In ambito critico ha pubblicato i volumi La ripetizione dell'esistere. Lettura dell'opera poetica di Vittorio Sereni (Milano, Scheiwiller, 1980), Figure della metamorfosi in Fabio Doplicher (Latina, Di Mambro, 1985), Fortini (Ancona, Transeuropa, 1988), oltre a numerosi saggi apparsi su prestigiose riviste (come «Alfabeta», «Otto/Novecento», «Letteratura Italiana Contemporanea»), per la maggior parte raccolti da Daniela Marcheschi in Studi Critici (Milano, Mursia, 1991). Per quanto riguarda la poesia ha pubblicato due plaquettes (Dopo, Forlì, Forum, 1981 e Musica da Viaggio, Macerata, Olmi, 1984), due raccolte (Atelier d'inverno, Treviso, Accademia Montelliana, 1985, Preparativi per la villeggiatura, Montebelluna, Amadeus, 1988), e postumo Epigrammi dell'inconsistenza (Grottammare, Stamperia dell'Arancio, 1992). II tutto è confluito nella raccolta completa Le Poesie (Ancona, il lavoro editoriale, 2000), a cura di Daniela Marcheschi. Tra i vari riconoscimenti attribuitigli ricordiamo: Premio Montale per la poesia inedita (1985), Premio Speciale Camaiore (1989), Premio Speciale «Poesia Aperta» Milano (1990).
II suo epistolario e altri documenti editi ed inediti, manoscritti e dattiloscritti di poesie, articoli, recensioni, saggi, sono confluiti presso I'Archivio contemporaneo Vieusseux di Firenze.
La sua poesia, fin dalle prime raccolte, è un percorso tutto teso alla lettura del tempo, a contrasto fra la vita effimera e il sogno di un oltre tempo, di rottura della "frontiera" (come avrebbe detto il suo amico Vittorio Sereni) che lo separava dall'utopia o mitologia di una zona edenica, di un paesaggio e di una natura capaci, con la loro immagine, di metabolizzare l'eternità.

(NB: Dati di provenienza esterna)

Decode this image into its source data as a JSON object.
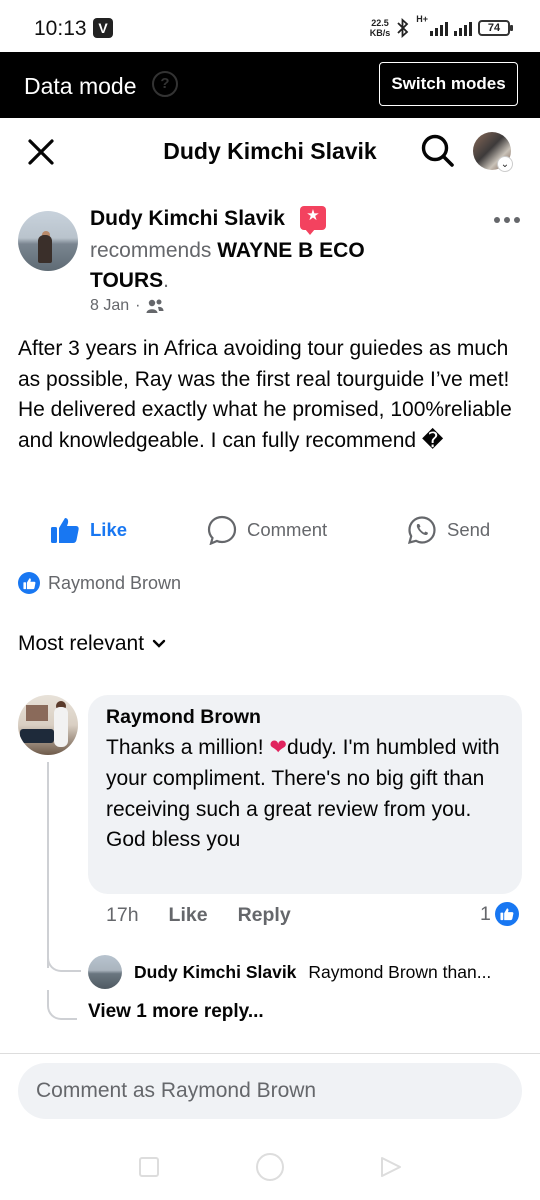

La natura, il mare Adriatico, il bosco, le acque dei fiumi, e soprattutto l'estate, costituiscono le linee guida del suo discorso poetico. Fedele alla lingua classica, quella ereditata dalla lezione d'avanguardia che fu di Leopardi, Pagnanelli disdegna qualsiasi laboratorio sperimentale, qualsiasi testo che non abbia la dignità della memoria e della ricordanza. Era solito, ridendo, sostenere che si discostava dai "dilettanti allo sbaraglio "; e proprio in questa direzione, quella della fiducia nella poesia memorabile, se si vuole " pedagogica", Remo Pagnanelli ha condotto la sua esistenza sulla linea della scrittura come impegno e della letteratura come rispecchiamento dell'anima e della società.